194 Neb. 783, 236 N.W. 2d 794, reversed.
BURGER, C.J., delivered the opinion of the Court, in which WHITE, BLACKMUN, POWELL, and REHNQUIST, JJ., joined. WHITE, J., post, p. 570, and POWELL, J., post, p. 571, filed concurring opinions. BRENNAN, J., filed an opinion concurring in the judgment, in which STEWART and MARSHALL, JJ., joined, post, p. 572. STEVENS, J., filed an opinion concurring in the judgment, post, p. 617.
COUNSEL: E. Barrett Prettyman, Jr., argued the cause for petitioners. With him on the briefs were James L. Koley and Stephen T. McGill.

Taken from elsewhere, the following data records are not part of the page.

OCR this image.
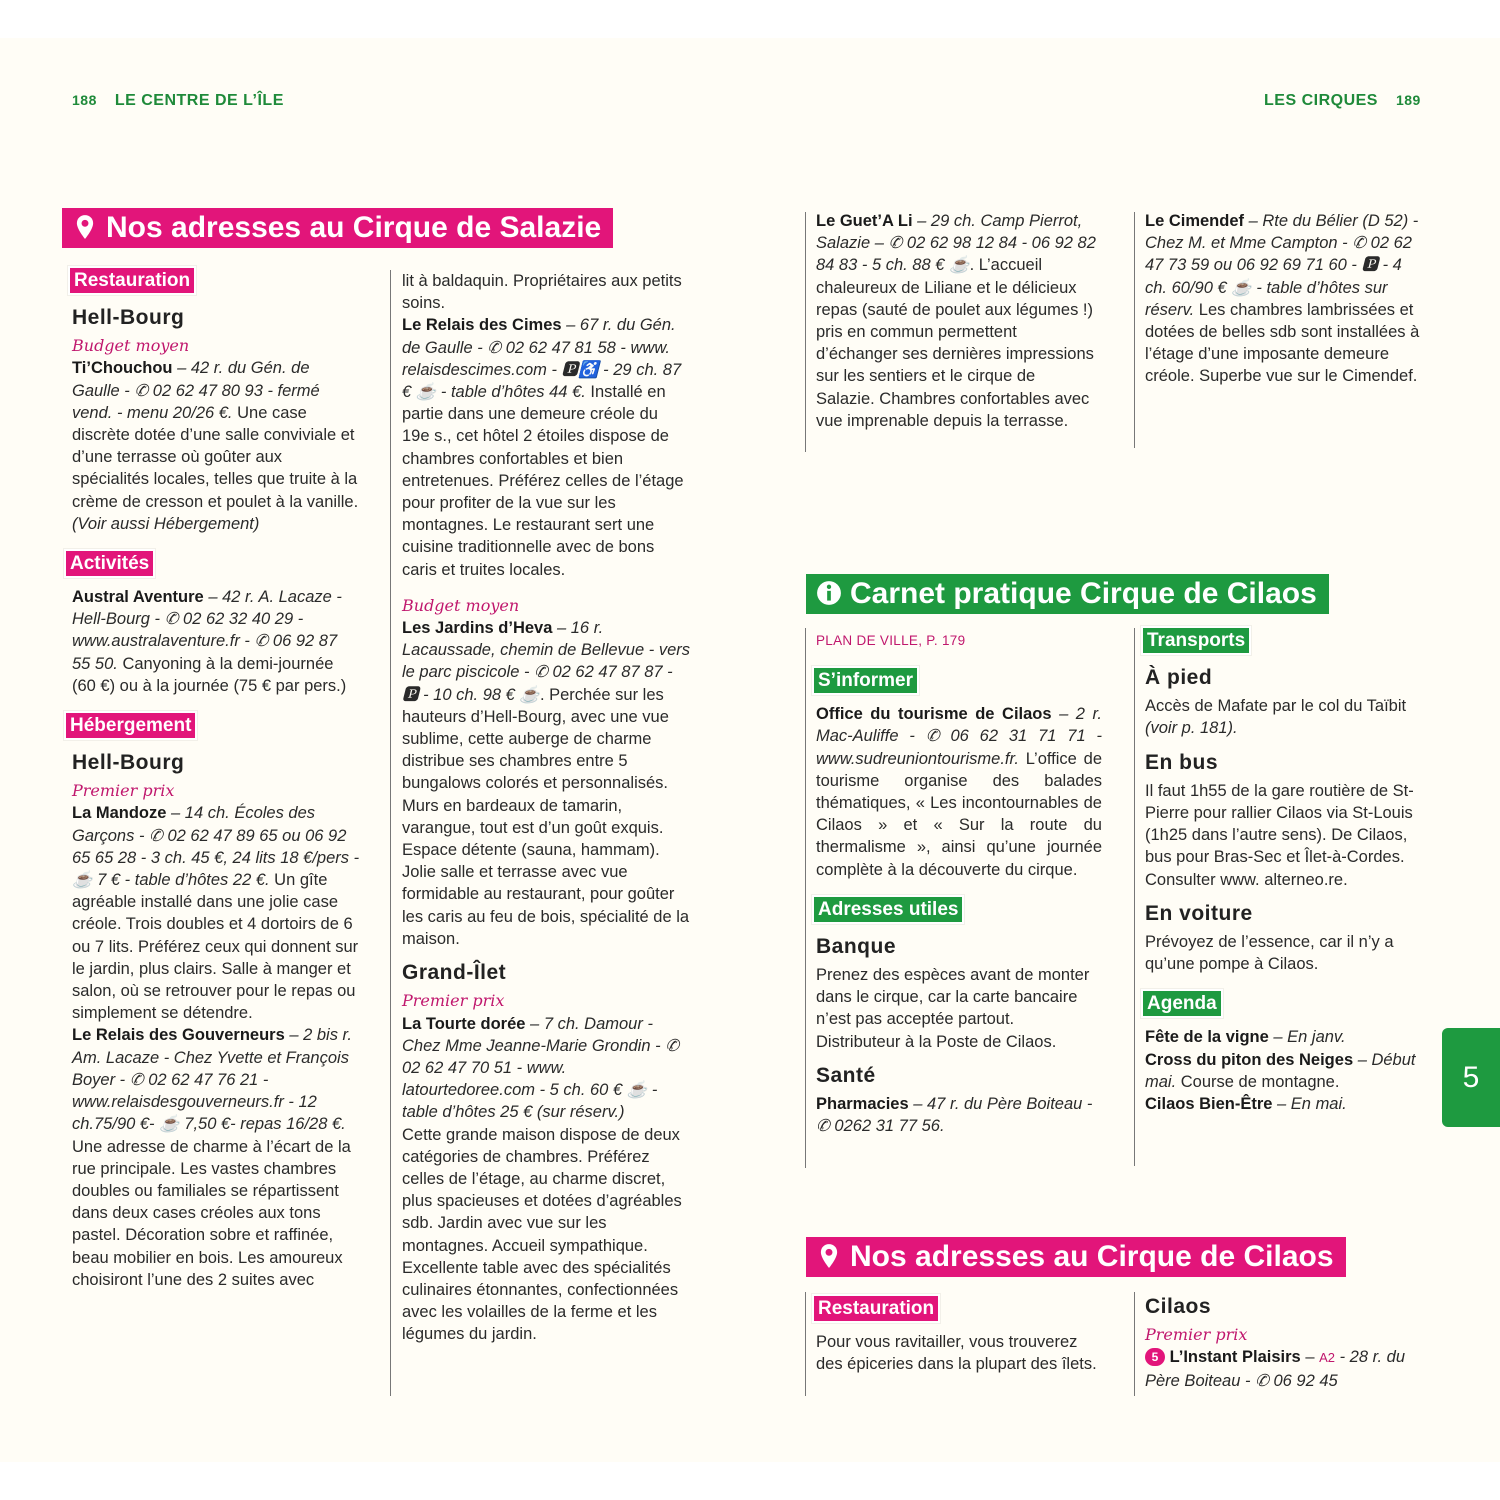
188 LE CENTRE DE L’ÎLE	LES CIRQUES 189
Nos adresses au Cirque de Salazie

Restauration

Hell-Bourg

Budget moyen

Ti’Chouchou – 42 r. du Gén. de Gaulle - ✆ 02 62 47 80 93 - fermé vend. - menu 20/26 €. Une case discrète dotée d’une salle conviviale et d’une terrasse où goûter aux spécialités locales, telles que truite à la crème de cresson et poulet à la vanille.

(Voir aussi Hébergement)

Activités

Austral Aventure – 42 r. A. Lacaze - Hell-Bourg - ✆ 02 62 32 40 29 - www.australaventure.fr - ✆ 06 92 87 55 50. Canyoning à la demi-journée (60 €) ou à la journée (75 € par pers.)

Hébergement

Hell-Bourg

Premier prix

La Mandoze – 14 ch. Écoles des Garçons - ✆ 02 62 47 89 65 ou 06 92 65 65 28 - 3 ch. 45 €, 24 lits 18 €/pers - ☕ 7 € - table d’hôtes 22 €. Un gîte agréable installé dans une jolie case créole. Trois doubles et 4 dortoirs de 6 ou 7 lits. Préférez ceux qui donnent sur le jardin, plus clairs. Salle à manger et salon, où se retrouver pour le repas ou simplement se détendre.

Le Relais des Gouverneurs – 2 bis r. Am. Lacaze - Chez Yvette et François Boyer - ✆ 02 62 47 76 21 - www.relaisdesgouverneurs.fr - 12 ch.75/90 €- ☕ 7,50 €- repas 16/28 €. Une adresse de charme à l’écart de la rue principale. Les vastes chambres doubles ou familiales se répartissent dans deux cases créoles aux tons pastel. Décoration sobre et raffinée, beau mobilier en bois. Les amoureux choisiront l’une des 2 suites avec

lit à baldaquin. Propriétaires aux petits soins.

Le Relais des Cimes – 67 r. du Gén. de Gaulle - ✆ 02 62 47 81 58 - www. relaisdescimes.com - 🅿♿ - 29 ch. 87 € ☕ - table d’hôtes 44 €. Installé en partie dans une demeure créole du 19e s., cet hôtel 2 étoiles dispose de chambres confortables et bien entretenues. Préférez celles de l’étage pour profiter de la vue sur les montagnes. Le restaurant sert une cuisine traditionnelle avec de bons caris et truites locales.

Budget moyen

Les Jardins d’Heva – 16 r. Lacaussade, chemin de Bellevue - vers le parc piscicole - ✆ 02 62 47 87 87 - 🅿 - 10 ch. 98 € ☕. Perchée sur les hauteurs d’Hell-Bourg, avec une vue sublime, cette auberge de charme distribue ses chambres entre 5 bungalows colorés et personnalisés. Murs en bardeaux de tamarin, varangue, tout est d’un goût exquis. Espace détente (sauna, hammam). Jolie salle et terrasse avec vue formidable au restaurant, pour goûter les caris au feu de bois, spécialité de la maison.

Grand-Îlet

Premier prix

La Tourte dorée – 7 ch. Damour - Chez Mme Jeanne-Marie Grondin - ✆ 02 62 47 70 51 - www. latourtedoree.com - 5 ch. 60 € ☕ - table d’hôtes 25 € (sur réserv.)

Cette grande maison dispose de deux catégories de chambres. Préférez celles de l’étage, au charme discret, plus spacieuses et dotées d’agréables sdb. Jardin avec vue sur les montagnes. Accueil sympathique. Excellente table avec des spécialités culinaires étonnantes, confectionnées avec les volailles de la ferme et les légumes du jardin.

Le Guet’A Li – 29 ch. Camp Pierrot, Salazie – ✆ 02 62 98 12 84 - 06 92 82 84 83 - 5 ch. 88 € ☕. L’accueil chaleureux de Liliane et le délicieux repas (sauté de poulet aux légumes !) pris en commun permettent d’échanger ses dernières impressions sur les sentiers et le cirque de Salazie. Chambres confortables avec vue imprenable depuis la terrasse.

Le Cimendef – Rte du Bélier (D 52) - Chez M. et Mme Campton - ✆ 02 62 47 73 59 ou 06 92 69 71 60 - 🅿 - 4 ch. 60/90 € ☕ - table d’hôtes sur réserv. Les chambres lambrissées et dotées de belles sdb sont installées à l’étage d’une imposante demeure créole. Superbe vue sur le Cimendef.

Carnet pratique Cirque de Cilaos

PLAN DE VILLE, P. 179

S’informer

Office du tourisme de Cilaos – 2 r. Mac-Auliffe - ✆ 06 62 31 71 71 - www.sudreuniontourisme.fr. L’office de tourisme organise des balades thématiques, « Les incontournables de Cilaos » et « Sur la route du thermalisme », ainsi qu’une journée complète à la découverte du cirque.

Adresses utiles

Banque

Prenez des espèces avant de monter dans le cirque, car la carte bancaire n’est pas acceptée partout. Distributeur à la Poste de Cilaos.

Santé

Pharmacies – 47 r. du Père Boiteau - ✆ 0262 31 77 56.

Transports

À pied

Accès de Mafate par le col du Taïbit (voir p. 181).

En bus

Il faut 1h55 de la gare routière de St-Pierre pour rallier Cilaos via St-Louis (1h25 dans l’autre sens). De Cilaos, bus pour Bras-Sec et Îlet-à-Cordes. Consulter www. alterneo.re.

En voiture

Prévoyez de l’essence, car il n’y a qu’une pompe à Cilaos.

Agenda

Fête de la vigne – En janv.

Cross du piton des Neiges – Début mai. Course de montagne.

Cilaos Bien-Être – En mai.

5
Nos adresses au Cirque de Cilaos

Restauration

Pour vous ravitailler, vous trouverez des épiceries dans la plupart des îlets.

Cilaos

Premier prix

5 L’Instant Plaisirs – A2 - 28 r. du Père Boiteau - ✆ 06 92 45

Harold Mosher, Assistant Attorney General of Nebraska, argued the cause for respondent Stuart. With him on the brief was Paul L. Douglas, Attorney General. Milton R. Larson argued the cause for respondent State of Nebraska. With him on the brief was Erwin N. Griswold. Leonard P. Vyhnalek filed a brief for respondent Simants.
Floyd Abrams argued the cause for the National Broadcasting Co. et al. as amici curiae urging reversal. With him on the brief were Eugene R. Scheiman, Corydon B. Dunham, David H. Marion, Harold E. Kohn, Robert Sack, John B. Summers, William Barnabas McHenry, David Otis Fuller, Jr., Richard M. Schmidt, Jr., Ian Volner, and J. Laurent Scharff. *
* Briefs of amici curiae urging reversal were filed by Melvin L. Wulf, Joel M. Gora, Charles C. Marson, and Joseph Remcho for the American Civil Liberties Union et al.; by Arthur B. Hanson for the American Newspaper Publishers Assn.; by William I. Harkaway for the National Press Club; by Lawrence Speiser for the Reporters Committee for Freedom of the Press Legal Defense and Research Fund; by Don H. Reuben and Lawrence Gunnels for the Tribune Co.; and by Joseph A. Califano, Jr., John G. Kester, Richard M. Cooper, Alan R. Finberg, Robert C. Lobdell, David R. Hardy, Dan Paul, Edgar A. Zingman, and Donald B. Holbrook for the Washington Post Co. et al.